With shipping agent functionality becoming a staple among Foundation model companies, Anthropic is releasing Claude Sonnet 5, a more powerful, agent-like version of the Lab’s medium model.
“You can plan, use tools like browsers and devices, and execute autonomously at a level that required larger, more expensive models just a few months ago,” Anthropic said in a blog post.
This framework mirrors what OpenAI and Google have said about their recent releases. OpenAI’s GPT-5.6 Sol, released in preview last week, is also the company’s most agent-like model to date, allowing users to split work among subagents for long-running autonomous tasks. Google’s Gemini 3.5 Flash, launched in May, was pitched as a transition from conversational chatbots to agent tools that plan, build, and iterate on actual work with minimal human input.
The Sonnet 5 pitch confirms that agent capabilities are the new baseline expectation at all price points. The differentiator will no longer be about who can best perform an agent’s work, but rather how cheaply and reliably an agent’s work can be performed without human oversight.
Sonnet 5 promises performance close to Opus 4.8, but at a much lower cost. Starting Tuesday, Claude Sonnet 5 will be the default model for Free and Pro plans and available for all subscriptions.
At launch, Sonnet 5 will be priced at $2 per million input tokens and $10 per million output tokens until August 31st, after which it will jump to $3 per million input tokens and $15 per million output tokens. This makes Sonnet 5 cheaper than Opus 4.8, and cheaper than OpenAI’s GPT-5.5 and Google’s Gemini 3.1 Pro. (Still more expensive than Gemini 3.5 Flash.)
Anthropic says the new model offers significant improvements in agent performance, including inference, tool usage, software coding, and knowledge work, compared to the previous version, Sonnet 4.6, released in February.
For example, in one benchmark, the agent coding score is 63.2% for Sonnet 5, compared to 69.2% for Opus 4.8 and 58.1% for Sonnet 4.6. In the Knowledge Work benchmark, Sonnet 5 actually slightly outperformed Opus 4.8. Opus 4.8 is known for successfully solving the most difficult problems, including delicate judgment and in-depth investigation.
“While Opus 4.8 remains the model of choice for higher accuracy in these tasks, Sonnet 5 provides developers with a much higher quality and lower cost option than was previously available,” says Anthropic. “Between Sonnet 5 and Opus 4.8, users can adjust their level of effort to find the right balance between cost and performance.”

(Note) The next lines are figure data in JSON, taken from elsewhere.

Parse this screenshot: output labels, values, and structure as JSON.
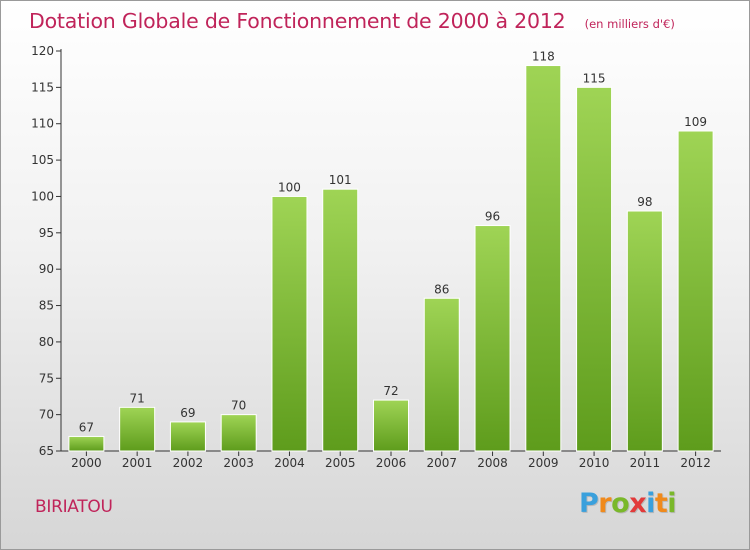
{
  "title": "Dotation Globale de Fonctionnement de 2000 à 2012",
  "subtitle": "(en milliers d'€)",
  "commune": "BIRIATOU",
  "brand": {
    "name": "Proxiti",
    "letters": [
      {
        "ch": "P",
        "color": "#3aa0dc"
      },
      {
        "ch": "r",
        "color": "#f08a1c"
      },
      {
        "ch": "o",
        "color": "#7ab82a"
      },
      {
        "ch": "x",
        "color": "#e23a3a"
      },
      {
        "ch": "i",
        "color": "#3aa0dc"
      },
      {
        "ch": "t",
        "color": "#f08a1c"
      },
      {
        "ch": "i",
        "color": "#7ab82a"
      }
    ]
  },
  "colors": {
    "title": "#c0245a",
    "bar_top": "#9fd455",
    "bar_bottom": "#5e9c1c",
    "axis": "#333333",
    "grid": "#bbbbbb"
  },
  "chart_data": {
    "type": "bar",
    "title": "Dotation Globale de Fonctionnement de 2000 à 2012",
    "subtitle": "(en milliers d'€)",
    "categories": [
      "2000",
      "2001",
      "2002",
      "2003",
      "2004",
      "2005",
      "2006",
      "2007",
      "2008",
      "2009",
      "2010",
      "2011",
      "2012"
    ],
    "values": [
      67,
      71,
      69,
      70,
      100,
      101,
      72,
      86,
      96,
      118,
      115,
      98,
      109
    ],
    "ylim": [
      65,
      120
    ],
    "yticks": [
      65,
      70,
      75,
      80,
      85,
      90,
      95,
      100,
      105,
      110,
      115,
      120
    ],
    "xlabel": "",
    "ylabel": "",
    "grid": false,
    "data_labels": true
  }
}
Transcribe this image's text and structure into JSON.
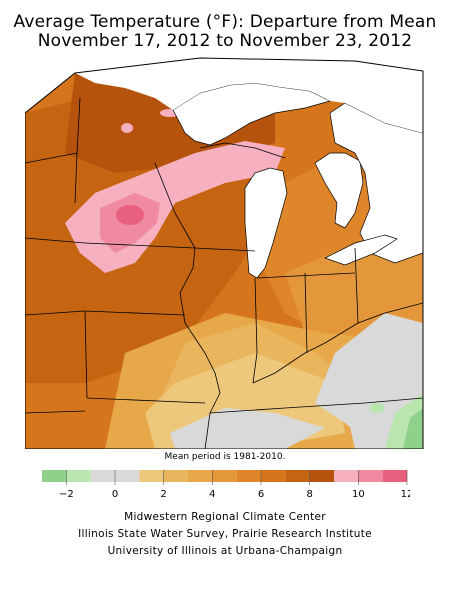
{
  "header": {
    "title_line1": "Average Temperature (°F): Departure from Mean",
    "title_line2": "November 17, 2012 to November 23, 2012"
  },
  "map": {
    "mean_period_note": "Mean period is 1981-2010.",
    "colors": {
      "water": "#ffffff",
      "lt_-2": "#8fd08a",
      "-2_0": "#b9e5ae",
      "0_1": "#d9d9d9",
      "1_2": "#ecc77c",
      "2_3": "#eab65d",
      "3_4": "#e7a84a",
      "4_5": "#e4973a",
      "5_6": "#e0862a",
      "6_7": "#d5761c",
      "7_8": "#c56512",
      "8_9": "#b5520c",
      "9_10": "#f6b0c0",
      "10_11": "#f08aa0",
      "11_12": "#e8607e"
    }
  },
  "legend": {
    "ticks": [
      "−2",
      "0",
      "2",
      "4",
      "6",
      "8",
      "10",
      "12"
    ],
    "colors": [
      "#8fd08a",
      "#b9e5ae",
      "#d9d9d9",
      "#d9d9d9",
      "#ecc77c",
      "#eab65d",
      "#e7a84a",
      "#e4973a",
      "#e0862a",
      "#d5761c",
      "#c56512",
      "#b5520c",
      "#f6b0c0",
      "#f08aa0",
      "#e8607e"
    ]
  },
  "credits": {
    "line1": "Midwestern Regional Climate Center",
    "line2": "Illinois State Water Survey, Prairie Research Institute",
    "line3": "University of Illinois at Urbana-Champaign"
  }
}
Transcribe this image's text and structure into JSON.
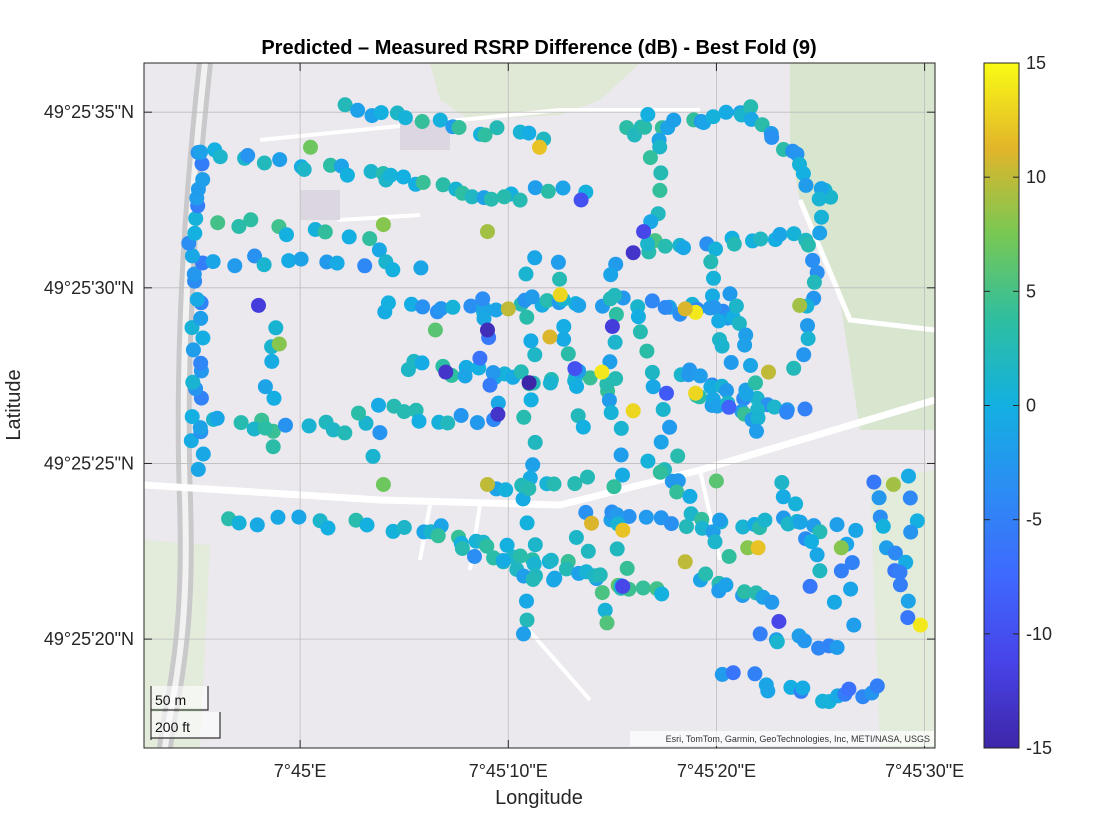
{
  "chart_data": {
    "type": "scatter",
    "title": "Predicted – Measured RSRP Difference (dB) - Best Fold (9)",
    "xlabel": "Longitude",
    "ylabel": "Latitude",
    "xlim": [
      -7.5,
      30.5
    ],
    "ylim": [
      16.9,
      36.4
    ],
    "x_unit": "arcsec past 7°45'E",
    "y_unit": "arcsec past 49°25'N",
    "x_ticks": [
      {
        "value": 0,
        "label": "7°45'E"
      },
      {
        "value": 10,
        "label": "7°45'10\"E"
      },
      {
        "value": 20,
        "label": "7°45'20\"E"
      },
      {
        "value": 30,
        "label": "7°45'30\"E"
      }
    ],
    "y_ticks": [
      {
        "value": 35,
        "label": "49°25'35\"N"
      },
      {
        "value": 30,
        "label": "49°25'30\"N"
      },
      {
        "value": 25,
        "label": "49°25'25\"N"
      },
      {
        "value": 20,
        "label": "49°25'20\"N"
      }
    ],
    "grid": true,
    "basemap_attribution": "Esri, TomTom, Garmin, GeoTechnologies, Inc, METI/NASA, USGS",
    "scalebar": {
      "metric": "50 m",
      "imperial": "200 ft"
    },
    "colorbar": {
      "label": "",
      "min": -15,
      "max": 15,
      "ticks": [
        15,
        10,
        5,
        0,
        -5,
        -10,
        -15
      ],
      "colormap": "parula"
    },
    "point_segments": [
      {
        "from": [
          -5.0,
          24.9
        ],
        "to": [
          -5.0,
          33.8
        ],
        "n": 30,
        "v": -2
      },
      {
        "from": [
          -5.0,
          33.8
        ],
        "to": [
          4.0,
          33.2
        ],
        "n": 14,
        "v": 0
      },
      {
        "from": [
          4.0,
          33.2
        ],
        "to": [
          10.0,
          32.6
        ],
        "n": 12,
        "v": 1
      },
      {
        "from": [
          10.0,
          32.6
        ],
        "to": [
          13.5,
          32.8
        ],
        "n": 6,
        "v": 0
      },
      {
        "from": [
          2.0,
          35.2
        ],
        "to": [
          11.5,
          34.2
        ],
        "n": 16,
        "v": 1
      },
      {
        "from": [
          -4.0,
          32.0
        ],
        "to": [
          4.0,
          31.2
        ],
        "n": 10,
        "v": 2
      },
      {
        "from": [
          -4.0,
          30.8
        ],
        "to": [
          5.5,
          30.6
        ],
        "n": 12,
        "v": -1
      },
      {
        "from": [
          -1.5,
          28.8
        ],
        "to": [
          -1.5,
          25.4
        ],
        "n": 8,
        "v": 1
      },
      {
        "from": [
          -4.5,
          26.2
        ],
        "to": [
          4.0,
          26.0
        ],
        "n": 12,
        "v": 0
      },
      {
        "from": [
          -3.5,
          23.4
        ],
        "to": [
          6.0,
          23.2
        ],
        "n": 12,
        "v": 2
      },
      {
        "from": [
          6.0,
          23.2
        ],
        "to": [
          14.0,
          21.8
        ],
        "n": 18,
        "v": 1
      },
      {
        "from": [
          14.0,
          21.8
        ],
        "to": [
          17.5,
          21.2
        ],
        "n": 8,
        "v": 3
      },
      {
        "from": [
          4.0,
          29.4
        ],
        "to": [
          16.0,
          29.6
        ],
        "n": 22,
        "v": 0
      },
      {
        "from": [
          5.0,
          27.8
        ],
        "to": [
          15.0,
          27.2
        ],
        "n": 20,
        "v": 1
      },
      {
        "from": [
          11.0,
          30.8
        ],
        "to": [
          11.0,
          20.0
        ],
        "n": 20,
        "v": 0
      },
      {
        "from": [
          8.5,
          29.6
        ],
        "to": [
          9.5,
          26.2
        ],
        "n": 8,
        "v": -4
      },
      {
        "from": [
          3.0,
          26.6
        ],
        "to": [
          8.5,
          26.2
        ],
        "n": 10,
        "v": 0
      },
      {
        "from": [
          9.5,
          24.2
        ],
        "to": [
          13.5,
          24.6
        ],
        "n": 8,
        "v": 2
      },
      {
        "from": [
          14.0,
          23.6
        ],
        "to": [
          18.5,
          23.2
        ],
        "n": 8,
        "v": 0
      },
      {
        "from": [
          15.0,
          30.8
        ],
        "to": [
          15.5,
          21.5
        ],
        "n": 18,
        "v": 1
      },
      {
        "from": [
          16.5,
          29.2
        ],
        "to": [
          18.0,
          24.6
        ],
        "n": 10,
        "v": 0
      },
      {
        "from": [
          15.5,
          34.4
        ],
        "to": [
          21.5,
          35.0
        ],
        "n": 14,
        "v": 1
      },
      {
        "from": [
          17.0,
          34.8
        ],
        "to": [
          17.0,
          31.0
        ],
        "n": 10,
        "v": 2
      },
      {
        "from": [
          21.5,
          35.0
        ],
        "to": [
          25.5,
          32.5
        ],
        "n": 14,
        "v": 0
      },
      {
        "from": [
          17.0,
          31.2
        ],
        "to": [
          24.5,
          31.4
        ],
        "n": 14,
        "v": 0
      },
      {
        "from": [
          25.0,
          32.8
        ],
        "to": [
          24.0,
          27.8
        ],
        "n": 14,
        "v": 0
      },
      {
        "from": [
          17.0,
          29.5
        ],
        "to": [
          21.0,
          29.2
        ],
        "n": 10,
        "v": -1
      },
      {
        "from": [
          18.0,
          27.6
        ],
        "to": [
          24.0,
          26.4
        ],
        "n": 16,
        "v": -2
      },
      {
        "from": [
          19.0,
          26.8
        ],
        "to": [
          22.0,
          26.4
        ],
        "n": 10,
        "v": 1
      },
      {
        "from": [
          17.0,
          25.2
        ],
        "to": [
          20.5,
          22.5
        ],
        "n": 12,
        "v": 1
      },
      {
        "from": [
          20.0,
          23.4
        ],
        "to": [
          25.5,
          23.2
        ],
        "n": 12,
        "v": 0
      },
      {
        "from": [
          19.0,
          21.8
        ],
        "to": [
          23.0,
          21.0
        ],
        "n": 10,
        "v": 1
      },
      {
        "from": [
          22.0,
          20.2
        ],
        "to": [
          26.0,
          19.8
        ],
        "n": 8,
        "v": -2
      },
      {
        "from": [
          20.5,
          19.0
        ],
        "to": [
          25.5,
          18.3
        ],
        "n": 10,
        "v": -3
      },
      {
        "from": [
          25.5,
          18.3
        ],
        "to": [
          28.0,
          18.6
        ],
        "n": 6,
        "v": -4
      },
      {
        "from": [
          27.5,
          24.5
        ],
        "to": [
          29.5,
          20.5
        ],
        "n": 10,
        "v": -3
      },
      {
        "from": [
          29.5,
          24.6
        ],
        "to": [
          29.0,
          21.8
        ],
        "n": 6,
        "v": -2
      },
      {
        "from": [
          23.0,
          24.4
        ],
        "to": [
          25.0,
          22.0
        ],
        "n": 8,
        "v": -1
      },
      {
        "from": [
          26.5,
          23.0
        ],
        "to": [
          26.0,
          21.0
        ],
        "n": 6,
        "v": -3
      },
      {
        "from": [
          12.5,
          30.6
        ],
        "to": [
          13.5,
          26.0
        ],
        "n": 10,
        "v": 1
      },
      {
        "from": [
          19.5,
          30.6
        ],
        "to": [
          20.5,
          27.8
        ],
        "n": 8,
        "v": -1
      },
      {
        "from": [
          21.0,
          30.0
        ],
        "to": [
          22.0,
          26.0
        ],
        "n": 10,
        "v": 0
      },
      {
        "from": [
          13.5,
          22.8
        ],
        "to": [
          15.0,
          20.5
        ],
        "n": 6,
        "v": 3
      },
      {
        "from": [
          8.0,
          22.6
        ],
        "to": [
          12.5,
          21.6
        ],
        "n": 10,
        "v": 0
      }
    ],
    "extra_points": [
      [
        -2.0,
        29.5,
        -12
      ],
      [
        -1.0,
        28.4,
        8
      ],
      [
        3.5,
        25.2,
        1
      ],
      [
        9.0,
        28.8,
        -14
      ],
      [
        10.0,
        29.4,
        10
      ],
      [
        12.0,
        28.6,
        11
      ],
      [
        12.5,
        29.8,
        13
      ],
      [
        11.0,
        27.3,
        -15
      ],
      [
        9.5,
        26.4,
        -13
      ],
      [
        14.5,
        27.6,
        14
      ],
      [
        16.0,
        26.5,
        13
      ],
      [
        15.0,
        28.9,
        -12
      ],
      [
        19.0,
        29.3,
        14
      ],
      [
        18.5,
        29.4,
        11
      ],
      [
        9.0,
        24.4,
        10
      ],
      [
        14.0,
        23.3,
        11
      ],
      [
        15.5,
        23.1,
        12
      ],
      [
        15.5,
        21.5,
        -11
      ],
      [
        18.5,
        22.2,
        10
      ],
      [
        21.5,
        22.6,
        8
      ],
      [
        22.0,
        22.6,
        12
      ],
      [
        23.0,
        20.5,
        -11
      ],
      [
        24.5,
        21.5,
        -6
      ],
      [
        28.5,
        24.4,
        9
      ],
      [
        29.8,
        20.4,
        14
      ],
      [
        26.0,
        22.6,
        8
      ],
      [
        20.0,
        24.5,
        6
      ],
      [
        16.0,
        31.0,
        -13
      ],
      [
        16.5,
        31.6,
        -11
      ],
      [
        13.5,
        32.5,
        -10
      ],
      [
        9.0,
        31.6,
        9
      ],
      [
        11.5,
        34.0,
        12
      ],
      [
        4.0,
        31.8,
        8
      ],
      [
        0.5,
        34.0,
        7
      ],
      [
        19.0,
        27.0,
        13
      ],
      [
        22.5,
        27.6,
        10
      ],
      [
        24.0,
        29.5,
        9
      ],
      [
        7.0,
        27.6,
        -13
      ],
      [
        4.0,
        24.4,
        7
      ],
      [
        6.5,
        28.8,
        6
      ],
      [
        13.2,
        27.7,
        -10
      ],
      [
        17.6,
        27.0,
        -9
      ],
      [
        20.6,
        26.6,
        -8
      ],
      [
        26.6,
        20.4,
        -2
      ]
    ]
  }
}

According to a tester cited in the blog post, the Sonnet 5 is also good at completing complex tasks where previous model versions would get stuck, “checking its own output without being explicitly asked to do so.”
“We tasked Claude Sonnet 5 with a two-part job of updating Salesforce account tiers and sending launch notifications to company contacts, and it was completed end-to-end,” Daniel Shepherd, senior engineer at Zapier, said in a statement. “Before, we would stop in the middle. With routine automation, this is easy.”
In terms of safety, Sonnet 5 also has a lower rate of “undesirable behavior” such as exploitation and cooperation in deception than previous generations, making it safer to use in agent contexts. It is good at rejecting malicious requests and avoiding hijacking attempts in prompt injection attacks. They also hallucinate and act sycophantic at a lower rate than in Sonnet 4.6.
That said, it’s not on the same level as Opus 4.8 or Claude Mythos Preview when it comes to inconsistent behavior. “Evaluations also show that it is far less capable of performing risky cybersecurity tasks than the current Opus model,” the blog post reads.
Lovable co-founder Fabian Hedin said in a statement that Claude Sonnet 5 “clearly and consistently rejects insecure requests.”
“At Lovable, we put a powerful tool in the hands of millions of builders,” says Hedin. “The model you know when to say no is just as important as the model you know how to build.”
Updated to correct that starting August 31st, the price of output tokens will be $15 per million output tokens.
If you buy through links in our articles, we may earn a small commission. This does not affect editorial independence.